Moulsham Street (Stone Bridge end, by Cash Converters)

About

The small Roman market town of Caesaromagus (meaning the plain or marketplace of Caesar) lay to the south of the River Can, along the main London to Colchester road, which the line of Moulsham Street still follows.

It was probably founded in the wake of the Boudiccan uprising in 61 CE as a military road station. In 120s CE, a mansio was built, first in timber and soon after in stone. This building was used by travelling officials and offered overnight accommodation and a change of horses. It was certainly the most imposing building in the town (compare its size with the number of modern houses now on the same site) and it would probably have also acted as the Roman town hall and market. Parts of the mansio and its bath-house have been excavated and walls over a metre high have been found, but nothing survives above ground level.

Map showing sites of Roman remains in Chelmsford

Excavations off Moulsham Street and Hall Street have revealed the narrow, thatched timber houses that once lined the Roman streets. In one quarter, near the Life Church in Hall Street, cattle carcasses were being processed and their horns removed. The horn was highly prized and would have been carved into decorative veneers and hair pins.

At the end of the 2nd century, the town was enclosed by a defensive earth bank and ditch for a short time, presumably a measure against civil or military unrest. On the Godfreys Mews site, between Grove Road and Hamlet Road, the entrance through the defences was protected by three parallel ditches, each two metres deep.

Away from the Roman town centre, there was a religious precinct which was excavated in 1970-71 when Parkway and the Odeon roundabout were built. The religious importance of this site was long-lived and evidence of 1st century bronze brooches, rings and bracelets dedicated to pagan gods have been found. Around 325 CE, an octagonal masonry temple was built. Unfortunately nothing survives above ground today, as the stones used in its construction were later removed for use in buildings elsewhere.

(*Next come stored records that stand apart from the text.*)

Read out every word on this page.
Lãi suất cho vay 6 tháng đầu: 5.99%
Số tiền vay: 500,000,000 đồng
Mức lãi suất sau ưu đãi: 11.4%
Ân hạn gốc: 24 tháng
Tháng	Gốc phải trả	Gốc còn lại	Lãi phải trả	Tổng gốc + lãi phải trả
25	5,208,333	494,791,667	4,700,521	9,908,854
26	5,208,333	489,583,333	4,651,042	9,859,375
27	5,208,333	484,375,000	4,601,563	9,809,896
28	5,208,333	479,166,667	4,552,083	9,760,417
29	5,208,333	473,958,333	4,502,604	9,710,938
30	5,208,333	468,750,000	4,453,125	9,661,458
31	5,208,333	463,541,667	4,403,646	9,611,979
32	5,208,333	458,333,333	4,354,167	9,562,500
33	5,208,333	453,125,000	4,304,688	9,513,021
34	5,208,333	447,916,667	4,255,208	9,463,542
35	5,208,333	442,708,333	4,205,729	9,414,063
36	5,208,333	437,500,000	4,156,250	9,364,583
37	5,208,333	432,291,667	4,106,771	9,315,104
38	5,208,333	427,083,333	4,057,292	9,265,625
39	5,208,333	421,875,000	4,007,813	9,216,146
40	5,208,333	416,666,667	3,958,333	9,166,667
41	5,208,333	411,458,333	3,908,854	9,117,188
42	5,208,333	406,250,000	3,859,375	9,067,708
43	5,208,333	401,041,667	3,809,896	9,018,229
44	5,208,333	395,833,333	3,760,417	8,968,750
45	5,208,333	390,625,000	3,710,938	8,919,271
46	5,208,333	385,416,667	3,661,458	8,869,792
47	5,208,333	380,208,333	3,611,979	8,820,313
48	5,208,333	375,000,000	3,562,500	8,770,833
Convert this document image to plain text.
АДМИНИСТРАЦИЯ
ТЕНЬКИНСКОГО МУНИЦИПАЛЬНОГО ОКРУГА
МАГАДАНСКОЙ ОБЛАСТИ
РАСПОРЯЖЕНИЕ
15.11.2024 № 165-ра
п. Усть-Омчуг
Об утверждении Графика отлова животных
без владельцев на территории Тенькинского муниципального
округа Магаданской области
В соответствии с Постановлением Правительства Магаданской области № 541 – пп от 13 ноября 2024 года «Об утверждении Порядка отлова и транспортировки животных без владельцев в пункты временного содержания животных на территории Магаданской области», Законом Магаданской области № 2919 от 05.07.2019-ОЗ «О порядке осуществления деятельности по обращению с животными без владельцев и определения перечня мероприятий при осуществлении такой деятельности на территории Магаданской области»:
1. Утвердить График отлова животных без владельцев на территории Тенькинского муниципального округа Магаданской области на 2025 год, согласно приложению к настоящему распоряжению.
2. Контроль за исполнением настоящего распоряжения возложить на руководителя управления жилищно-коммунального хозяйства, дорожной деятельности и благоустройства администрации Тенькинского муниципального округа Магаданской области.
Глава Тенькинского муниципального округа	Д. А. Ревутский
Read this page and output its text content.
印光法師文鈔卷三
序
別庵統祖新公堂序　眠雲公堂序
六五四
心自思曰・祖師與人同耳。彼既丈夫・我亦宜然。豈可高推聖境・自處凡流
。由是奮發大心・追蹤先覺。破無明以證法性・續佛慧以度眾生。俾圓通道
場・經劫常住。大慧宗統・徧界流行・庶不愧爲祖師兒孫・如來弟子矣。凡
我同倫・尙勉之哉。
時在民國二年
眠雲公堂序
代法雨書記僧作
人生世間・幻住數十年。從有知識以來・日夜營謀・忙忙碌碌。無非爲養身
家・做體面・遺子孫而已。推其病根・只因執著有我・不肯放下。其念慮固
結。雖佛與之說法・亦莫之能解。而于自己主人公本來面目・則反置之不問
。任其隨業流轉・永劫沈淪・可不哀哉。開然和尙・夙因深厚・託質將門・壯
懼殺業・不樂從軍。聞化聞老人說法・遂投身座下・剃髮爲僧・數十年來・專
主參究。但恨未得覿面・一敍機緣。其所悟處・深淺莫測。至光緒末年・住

Cemeteries lay immediately outside the town. Burials have been found further down Moulsham Street at Godfreys Mews and in Rothesay Avenue.

At the end of the 4th century, the Roman army left Britain and the civilised Roman way of life slowly collapsed. The arriving Anglo-Saxons never lived in the Roman town, preferring to build their own settlements at places like Springfield and Broomfield. Caesaromagus became derelict and remained so until Norman times, when the river crossing was re-established in 1100, and a new town founded north of the river in 1199.

Excavations have revealed decorated medieval floor tiles, painted window glass, and a bone parchment pricker, used by monastic scribes to follow a manuscript. Digs between Mildmay Road and Roman Road have uncovered the heating system of the Roman baths.

Many of the Roman finds can be seen in Chelmsford Museum.